Research Interests and Goal:
My primary research focus is on how LLMs (Large Language Models) and VLMs (Vision-Language Models) can be applied to enable robots and agents to perform reasoning and decision-making.
In my past work, I used LLMs to control robotic arms by translating high-level human instructions into low-level commands. This research aimed to reduce training costs and improve the generalization capabilities of LLMs in robotics. I explored how LLMs can translate high-level instructions into low-level concrete actions, such as robotic arm manipulations for tabletop tasks. My research covers a wide range of tasks, from embodied tabletop robotic arm manipulation to automating player actions in games and automating operations in PC applications for agents.
Ultimately, my research seeks to:
Bridge the gap between high-level reasoning and low-level execution in LLM/VLMs by smoothly & semantically connecting them.
Enable a multi-agent system where each LLM can play different roles by system prompting without large-scale finetuning (without losing generalizability).
Enable step-by-step and more grounded reasoning process, unlike traditional one-time transformation from human instruction to agent action, This means, the agent can perform both algorithmic (doing the same things many times, and IF branch) and semantic reasoning efficiently and dynamically.
I pay attention to integrating traditional angetic concept and LLM-based approach. "LLM-based approach" consists of prompt engineering, chain-of-thought, in-context learning, DPO, RL, natural language processing, RAG, and others.
Current Research and PhD Research Plan:
Currently, I am working on checking and improving LLMs’ ability to generate low-level commands for robots without requiring large-scale parameter updates. I am experimenting with both open-source and closed-source models, collecting data to analyze their performance in various environments. In this experiment, I especially aim to address the gap between high-level reasoning (e.g., INPUT: “I want to drink apple juice” > OUTPUT: “First, get an apple,,,then,,,”) and low-level reasoning (e.g., INPUT: “First, get an apple.” > OUTPUT: [0.3,0.2,0.6]). While LLMs excel at abstract tasks, they often struggle with the precision required for low-level commands.

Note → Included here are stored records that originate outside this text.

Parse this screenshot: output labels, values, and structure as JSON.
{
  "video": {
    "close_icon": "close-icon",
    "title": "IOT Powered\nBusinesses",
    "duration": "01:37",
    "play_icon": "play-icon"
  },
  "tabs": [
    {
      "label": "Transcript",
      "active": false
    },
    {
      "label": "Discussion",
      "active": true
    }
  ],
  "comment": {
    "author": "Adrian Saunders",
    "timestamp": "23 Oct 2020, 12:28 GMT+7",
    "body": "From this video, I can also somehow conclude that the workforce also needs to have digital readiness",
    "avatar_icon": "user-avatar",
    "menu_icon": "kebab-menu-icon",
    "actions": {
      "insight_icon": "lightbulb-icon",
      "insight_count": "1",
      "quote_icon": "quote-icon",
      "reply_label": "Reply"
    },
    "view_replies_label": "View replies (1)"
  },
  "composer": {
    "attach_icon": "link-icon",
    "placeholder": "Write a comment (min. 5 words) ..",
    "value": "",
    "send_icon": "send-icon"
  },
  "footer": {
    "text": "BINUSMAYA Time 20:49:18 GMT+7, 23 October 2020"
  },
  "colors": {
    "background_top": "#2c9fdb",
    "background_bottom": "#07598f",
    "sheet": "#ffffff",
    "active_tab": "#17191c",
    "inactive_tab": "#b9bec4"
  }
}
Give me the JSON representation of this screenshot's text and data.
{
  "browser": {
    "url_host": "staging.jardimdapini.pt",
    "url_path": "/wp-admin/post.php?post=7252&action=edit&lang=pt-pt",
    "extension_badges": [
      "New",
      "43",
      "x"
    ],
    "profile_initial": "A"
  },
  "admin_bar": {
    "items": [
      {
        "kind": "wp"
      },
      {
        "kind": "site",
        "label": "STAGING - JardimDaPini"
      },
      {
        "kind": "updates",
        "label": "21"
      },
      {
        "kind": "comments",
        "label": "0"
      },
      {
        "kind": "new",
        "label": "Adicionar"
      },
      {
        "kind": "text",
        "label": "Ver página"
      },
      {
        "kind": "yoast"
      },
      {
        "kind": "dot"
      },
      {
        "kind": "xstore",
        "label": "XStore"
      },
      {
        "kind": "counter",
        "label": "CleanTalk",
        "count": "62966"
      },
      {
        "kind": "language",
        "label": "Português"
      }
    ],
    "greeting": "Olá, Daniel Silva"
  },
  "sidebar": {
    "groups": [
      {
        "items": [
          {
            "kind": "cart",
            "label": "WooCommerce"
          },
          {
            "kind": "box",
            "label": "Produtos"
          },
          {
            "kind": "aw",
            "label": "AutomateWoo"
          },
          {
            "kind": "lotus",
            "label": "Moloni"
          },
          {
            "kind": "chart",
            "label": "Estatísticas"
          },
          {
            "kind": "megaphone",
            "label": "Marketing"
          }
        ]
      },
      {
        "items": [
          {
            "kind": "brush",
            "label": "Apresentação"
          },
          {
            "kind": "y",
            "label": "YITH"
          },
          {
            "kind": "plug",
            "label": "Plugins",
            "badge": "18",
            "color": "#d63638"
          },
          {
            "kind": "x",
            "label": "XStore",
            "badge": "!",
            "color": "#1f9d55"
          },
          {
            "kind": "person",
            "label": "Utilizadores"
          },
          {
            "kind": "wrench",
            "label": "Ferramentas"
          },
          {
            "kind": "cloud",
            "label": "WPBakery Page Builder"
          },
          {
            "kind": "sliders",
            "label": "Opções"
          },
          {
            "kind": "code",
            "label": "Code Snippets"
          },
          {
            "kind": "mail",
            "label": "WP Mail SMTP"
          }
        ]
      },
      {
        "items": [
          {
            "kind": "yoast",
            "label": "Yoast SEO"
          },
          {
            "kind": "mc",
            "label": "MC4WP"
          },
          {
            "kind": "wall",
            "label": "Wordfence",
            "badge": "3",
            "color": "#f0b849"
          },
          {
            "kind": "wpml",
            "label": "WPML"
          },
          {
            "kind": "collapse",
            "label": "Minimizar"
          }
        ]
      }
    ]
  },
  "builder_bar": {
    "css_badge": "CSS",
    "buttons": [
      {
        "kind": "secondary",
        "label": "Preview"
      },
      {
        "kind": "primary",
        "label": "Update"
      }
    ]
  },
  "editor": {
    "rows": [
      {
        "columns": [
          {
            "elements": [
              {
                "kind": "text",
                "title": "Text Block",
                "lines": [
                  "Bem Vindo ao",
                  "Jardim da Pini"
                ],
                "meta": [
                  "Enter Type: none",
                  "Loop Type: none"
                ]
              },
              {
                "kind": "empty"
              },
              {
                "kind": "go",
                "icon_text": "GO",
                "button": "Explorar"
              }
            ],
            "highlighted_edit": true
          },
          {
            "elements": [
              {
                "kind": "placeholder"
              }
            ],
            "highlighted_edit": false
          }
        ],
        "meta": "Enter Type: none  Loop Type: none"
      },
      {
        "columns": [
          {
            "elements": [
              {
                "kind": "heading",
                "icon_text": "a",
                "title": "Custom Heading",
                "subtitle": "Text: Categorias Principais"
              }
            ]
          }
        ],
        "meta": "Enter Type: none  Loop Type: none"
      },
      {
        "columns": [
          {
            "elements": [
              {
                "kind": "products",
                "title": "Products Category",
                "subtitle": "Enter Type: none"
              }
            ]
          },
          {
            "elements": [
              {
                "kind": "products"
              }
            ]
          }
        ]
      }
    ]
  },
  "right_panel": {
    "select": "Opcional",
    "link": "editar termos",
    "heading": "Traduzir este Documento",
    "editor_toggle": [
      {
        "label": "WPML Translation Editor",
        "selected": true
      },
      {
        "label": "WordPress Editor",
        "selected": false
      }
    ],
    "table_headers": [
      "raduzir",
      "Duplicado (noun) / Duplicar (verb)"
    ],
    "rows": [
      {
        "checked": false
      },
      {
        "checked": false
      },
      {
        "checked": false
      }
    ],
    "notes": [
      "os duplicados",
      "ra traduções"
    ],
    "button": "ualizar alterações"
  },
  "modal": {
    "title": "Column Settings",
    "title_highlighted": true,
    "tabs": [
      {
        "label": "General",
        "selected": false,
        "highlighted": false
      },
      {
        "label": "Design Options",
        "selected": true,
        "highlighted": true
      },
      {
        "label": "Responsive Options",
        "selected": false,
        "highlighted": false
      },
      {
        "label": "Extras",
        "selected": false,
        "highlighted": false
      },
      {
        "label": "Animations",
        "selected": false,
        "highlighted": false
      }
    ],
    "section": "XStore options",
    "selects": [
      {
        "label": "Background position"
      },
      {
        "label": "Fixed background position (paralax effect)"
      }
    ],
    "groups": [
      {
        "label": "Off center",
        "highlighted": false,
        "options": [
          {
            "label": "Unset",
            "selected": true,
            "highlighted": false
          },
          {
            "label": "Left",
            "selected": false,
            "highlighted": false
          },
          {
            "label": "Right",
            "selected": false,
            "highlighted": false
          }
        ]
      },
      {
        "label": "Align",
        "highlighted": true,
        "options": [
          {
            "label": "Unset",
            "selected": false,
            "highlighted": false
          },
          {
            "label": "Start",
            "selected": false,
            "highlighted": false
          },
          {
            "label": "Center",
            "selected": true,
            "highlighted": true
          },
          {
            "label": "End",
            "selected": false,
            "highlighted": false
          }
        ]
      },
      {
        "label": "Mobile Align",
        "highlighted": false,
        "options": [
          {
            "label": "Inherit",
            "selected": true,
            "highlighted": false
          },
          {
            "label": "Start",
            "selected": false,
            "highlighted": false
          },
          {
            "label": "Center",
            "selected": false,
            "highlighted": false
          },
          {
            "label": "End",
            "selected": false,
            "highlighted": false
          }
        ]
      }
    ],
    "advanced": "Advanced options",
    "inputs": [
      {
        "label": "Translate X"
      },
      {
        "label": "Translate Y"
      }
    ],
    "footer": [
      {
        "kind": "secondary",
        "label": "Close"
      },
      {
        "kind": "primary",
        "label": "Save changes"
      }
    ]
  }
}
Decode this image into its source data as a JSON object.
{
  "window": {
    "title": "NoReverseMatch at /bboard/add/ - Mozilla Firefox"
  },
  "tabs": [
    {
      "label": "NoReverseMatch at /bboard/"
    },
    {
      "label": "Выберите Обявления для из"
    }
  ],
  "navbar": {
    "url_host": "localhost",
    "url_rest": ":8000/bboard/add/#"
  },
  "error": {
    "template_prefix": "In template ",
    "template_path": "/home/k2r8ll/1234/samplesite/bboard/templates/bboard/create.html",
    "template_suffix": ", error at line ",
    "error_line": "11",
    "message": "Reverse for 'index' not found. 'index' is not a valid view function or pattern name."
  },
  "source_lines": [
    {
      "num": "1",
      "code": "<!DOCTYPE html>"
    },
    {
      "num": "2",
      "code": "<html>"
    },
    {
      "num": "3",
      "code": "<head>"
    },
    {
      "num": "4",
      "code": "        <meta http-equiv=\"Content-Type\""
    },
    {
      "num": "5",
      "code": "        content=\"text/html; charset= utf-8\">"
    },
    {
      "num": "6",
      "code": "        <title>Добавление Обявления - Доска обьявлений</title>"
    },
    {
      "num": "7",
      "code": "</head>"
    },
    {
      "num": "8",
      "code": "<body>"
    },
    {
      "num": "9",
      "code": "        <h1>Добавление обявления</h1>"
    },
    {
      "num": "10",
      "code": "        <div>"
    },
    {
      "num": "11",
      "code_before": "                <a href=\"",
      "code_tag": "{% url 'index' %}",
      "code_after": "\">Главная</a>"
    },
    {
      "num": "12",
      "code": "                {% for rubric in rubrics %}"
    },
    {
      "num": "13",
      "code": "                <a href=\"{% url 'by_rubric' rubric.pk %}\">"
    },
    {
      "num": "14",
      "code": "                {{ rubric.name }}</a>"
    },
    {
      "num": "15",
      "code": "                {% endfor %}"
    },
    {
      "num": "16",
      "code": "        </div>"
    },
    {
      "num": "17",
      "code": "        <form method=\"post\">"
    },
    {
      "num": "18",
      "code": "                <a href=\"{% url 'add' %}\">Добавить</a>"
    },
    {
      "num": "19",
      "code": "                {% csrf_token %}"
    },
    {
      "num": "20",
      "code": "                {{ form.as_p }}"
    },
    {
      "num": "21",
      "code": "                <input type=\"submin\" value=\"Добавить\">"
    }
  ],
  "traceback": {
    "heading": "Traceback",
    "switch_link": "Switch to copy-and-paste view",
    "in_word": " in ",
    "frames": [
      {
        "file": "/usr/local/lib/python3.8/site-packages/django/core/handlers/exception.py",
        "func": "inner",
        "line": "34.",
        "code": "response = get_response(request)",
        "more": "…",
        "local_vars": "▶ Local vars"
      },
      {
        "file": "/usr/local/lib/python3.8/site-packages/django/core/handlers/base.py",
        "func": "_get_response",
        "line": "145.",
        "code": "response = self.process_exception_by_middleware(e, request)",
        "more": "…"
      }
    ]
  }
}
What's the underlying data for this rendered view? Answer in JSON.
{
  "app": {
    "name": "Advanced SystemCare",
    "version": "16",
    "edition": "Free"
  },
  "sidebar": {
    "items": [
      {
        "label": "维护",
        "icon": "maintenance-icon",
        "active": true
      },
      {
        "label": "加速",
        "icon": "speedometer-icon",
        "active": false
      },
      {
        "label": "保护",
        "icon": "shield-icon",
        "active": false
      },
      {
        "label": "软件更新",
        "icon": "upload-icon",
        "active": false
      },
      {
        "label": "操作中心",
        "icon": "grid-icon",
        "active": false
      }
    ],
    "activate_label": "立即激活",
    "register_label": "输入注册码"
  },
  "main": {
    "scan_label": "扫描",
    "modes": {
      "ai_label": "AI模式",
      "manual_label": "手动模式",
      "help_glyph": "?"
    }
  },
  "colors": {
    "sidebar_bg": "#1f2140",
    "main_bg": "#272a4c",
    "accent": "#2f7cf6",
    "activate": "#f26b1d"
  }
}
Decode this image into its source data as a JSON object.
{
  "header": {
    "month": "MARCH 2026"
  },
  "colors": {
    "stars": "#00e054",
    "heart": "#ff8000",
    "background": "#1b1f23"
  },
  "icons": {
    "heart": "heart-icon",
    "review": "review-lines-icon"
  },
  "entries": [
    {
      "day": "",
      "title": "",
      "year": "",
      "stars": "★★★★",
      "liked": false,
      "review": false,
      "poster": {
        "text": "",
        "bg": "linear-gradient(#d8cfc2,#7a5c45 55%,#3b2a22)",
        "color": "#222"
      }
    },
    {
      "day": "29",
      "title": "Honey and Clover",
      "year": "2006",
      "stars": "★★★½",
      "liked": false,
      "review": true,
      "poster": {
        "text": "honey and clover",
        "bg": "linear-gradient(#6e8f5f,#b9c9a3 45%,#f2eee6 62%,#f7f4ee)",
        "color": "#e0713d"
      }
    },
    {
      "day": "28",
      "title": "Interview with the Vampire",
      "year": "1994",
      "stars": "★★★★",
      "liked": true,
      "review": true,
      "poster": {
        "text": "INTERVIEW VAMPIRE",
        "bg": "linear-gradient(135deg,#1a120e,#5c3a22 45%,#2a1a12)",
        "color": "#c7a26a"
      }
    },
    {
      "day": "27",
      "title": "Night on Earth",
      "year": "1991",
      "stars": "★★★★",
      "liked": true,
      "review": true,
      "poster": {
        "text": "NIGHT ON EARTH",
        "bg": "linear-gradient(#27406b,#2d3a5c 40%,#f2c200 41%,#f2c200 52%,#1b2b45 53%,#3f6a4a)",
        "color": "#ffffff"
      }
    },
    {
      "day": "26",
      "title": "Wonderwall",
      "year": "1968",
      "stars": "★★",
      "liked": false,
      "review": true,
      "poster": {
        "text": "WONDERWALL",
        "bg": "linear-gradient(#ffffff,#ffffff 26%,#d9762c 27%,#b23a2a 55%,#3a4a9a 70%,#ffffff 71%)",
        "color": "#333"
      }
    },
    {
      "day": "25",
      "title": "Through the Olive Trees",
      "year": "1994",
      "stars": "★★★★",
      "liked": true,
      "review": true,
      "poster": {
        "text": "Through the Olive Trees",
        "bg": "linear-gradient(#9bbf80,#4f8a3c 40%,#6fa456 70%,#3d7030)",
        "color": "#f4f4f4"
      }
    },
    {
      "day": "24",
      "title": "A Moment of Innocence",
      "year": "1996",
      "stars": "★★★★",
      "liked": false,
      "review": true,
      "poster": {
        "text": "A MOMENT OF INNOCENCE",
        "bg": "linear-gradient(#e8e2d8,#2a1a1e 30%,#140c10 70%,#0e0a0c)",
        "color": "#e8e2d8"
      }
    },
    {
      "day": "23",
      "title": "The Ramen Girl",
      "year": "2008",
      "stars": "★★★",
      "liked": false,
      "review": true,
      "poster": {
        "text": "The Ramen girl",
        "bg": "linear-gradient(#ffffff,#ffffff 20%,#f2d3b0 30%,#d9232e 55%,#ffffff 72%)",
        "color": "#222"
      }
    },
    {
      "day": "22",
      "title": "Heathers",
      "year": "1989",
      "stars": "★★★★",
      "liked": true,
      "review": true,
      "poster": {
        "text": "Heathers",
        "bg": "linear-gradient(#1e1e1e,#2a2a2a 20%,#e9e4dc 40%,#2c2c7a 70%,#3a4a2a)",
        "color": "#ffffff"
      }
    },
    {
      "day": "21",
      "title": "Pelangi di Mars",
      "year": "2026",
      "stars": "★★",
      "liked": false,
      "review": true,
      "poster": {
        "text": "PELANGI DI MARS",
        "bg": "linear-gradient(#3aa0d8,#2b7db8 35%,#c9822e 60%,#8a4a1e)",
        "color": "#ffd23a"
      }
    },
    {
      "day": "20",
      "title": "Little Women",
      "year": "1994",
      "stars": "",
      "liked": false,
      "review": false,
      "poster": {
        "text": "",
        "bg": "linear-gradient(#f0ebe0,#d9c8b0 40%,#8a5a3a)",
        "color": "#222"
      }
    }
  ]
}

My research focuses on overcoming these limitations. My hypothesis is that if VLM can have enough context awareness and low-level understanding, they can have strong generalizability for language-conditioned agentic/robotic tasks.
For my PhD, I plan to expand this work by investigating how LLMs and VLMs can be applied in multi-agent systems. I hypothesize that LLMs can take on different (any) roles, such as high-level/low-level planners, obstacle detectors, or vision experts by the given prompt like different parts of the human brain can be responsible for various capabilities. Furthermore, my goal is to explore how these models can coordinate tasks across multiple agents in dynamic environments, using LLM-based methods, such as human feedback reinforcement learning, and Direct Preference Optimization (DPO) to get additional preference and context awareness.
Practical Experience:
In addition to my research,
I am currently working as an AI/LLM engineer during my internship, where I solve tasks related to natural language processing using traditional ML models and LLMs. I am working on projects like text summarization and analyzing news articles.
When I was a bachelor's student, I worked at a small startup with a student team.
When I was a master’s student, I had completed a three-month internship in Joensuu, Finland, where I built an object detection model and built a web application to demonstrate it for the clients.
I believe these practical experiments are very beneficial for collaboration with industries during my PhD, and eventually starting my own business.
Career Goals:
After obtaining my PhD, I plan to pursue a career in the industry. I intend to gain practical experience while studying and, after graduation, apply both academic insights and practical skills to industry problems.